Au départ, ils étaient six. Tous passionnés de montagne. Nichés, dans la vallée de l'Arve, à deux pas de Chamonix, ils ont inventé une marque hors norme, Quechua. Dix-huit ans plus tard, quasiment au même endroit, ils sont 340 installés au sein du tout nouveau siège mondial de création des sports de montagne inauguré en décembre dernier. "En dix-huit ans, nous avons grandi !" explique Olivier Coloc, le directeur du site qui abrite aussi un Mountain Store, lequel ne distribue que les marques estampillées montagne ou outdoor (Quechua, Wed'Ze pour le ski et Simond pour l'alpinisme). " C'est le centre mondial de créativité pour nos trois marques. 100% des produits sont imaginés, dessinés, prototypés et testés sur place pour être ensuite diffusés au niveau mondial", poursuit-il. C'est dans cette vallée qu'est née l'incroyable saga de la tente 2 Seconds qui fête cette année son 10e anniversaire.

L'atelier prototypage: un carrefour névralgique des marques de montagne créées ici (Quechua, Wed'Ze et Simond)

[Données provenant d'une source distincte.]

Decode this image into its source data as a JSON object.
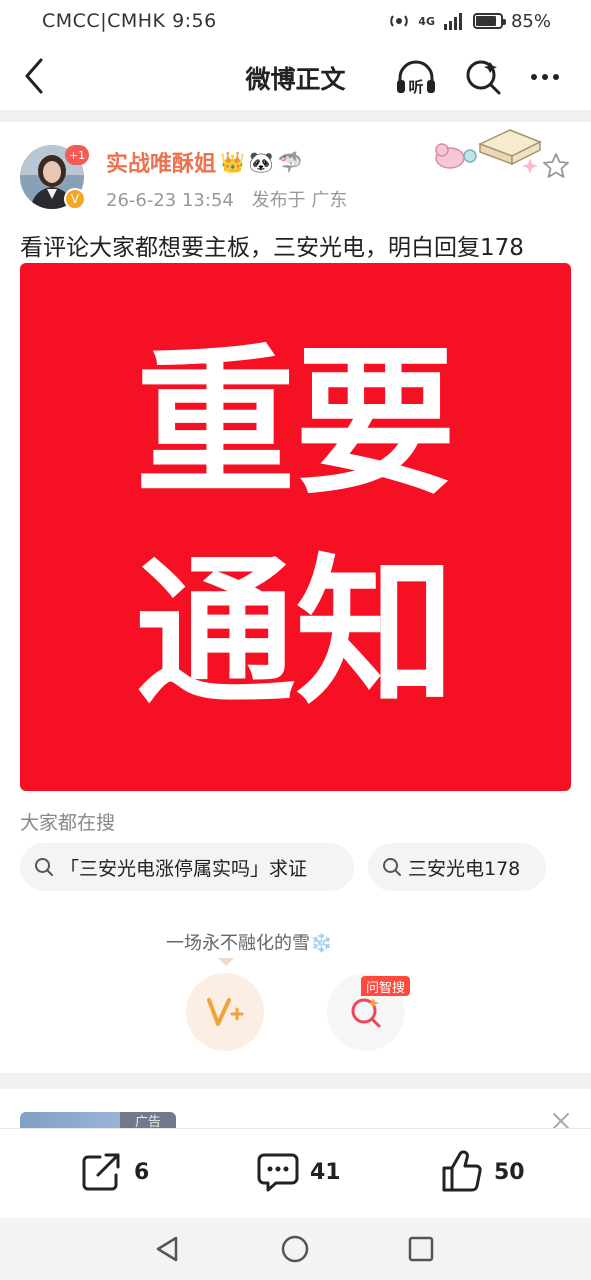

Les groupes projets fonctionnent comme des cellules indépendantes et entièrement autonomes sur le développement des produits. Ici, les cellules chaussures, matériel de camping, tente, ski nordique, couchage, sac à dos, textile travaillent dans des bureaux qui surplombent et entourent le magasin. Le packaging ou le digital constituent, eux, des groupes transverses. Tous passent par le magasin pour se rendre à leur bureau et y descendent pour tester leurs idées auprès des vendeurs. Si ces derniers arrivent à s'approprier une idée, c'est bon signe. Et comme le centre est en pleine nature, il n'est pas rare de croiser un prototypiste chaussure tester une nouvelle semelle sur les pierres ou les chemins alentour, par exemple. "Le site dans lequel nous évoluons est un ­support d'innovation pour la marque", précise Oliver Coloc. Chaque cellule est dirigée par un chef de produit et compte des ingénieurs, des designers et/ou des stylistes, des prototypistes, des merchandiseurs et des responsables de la supply chain. Chacun innove sur son périmètre.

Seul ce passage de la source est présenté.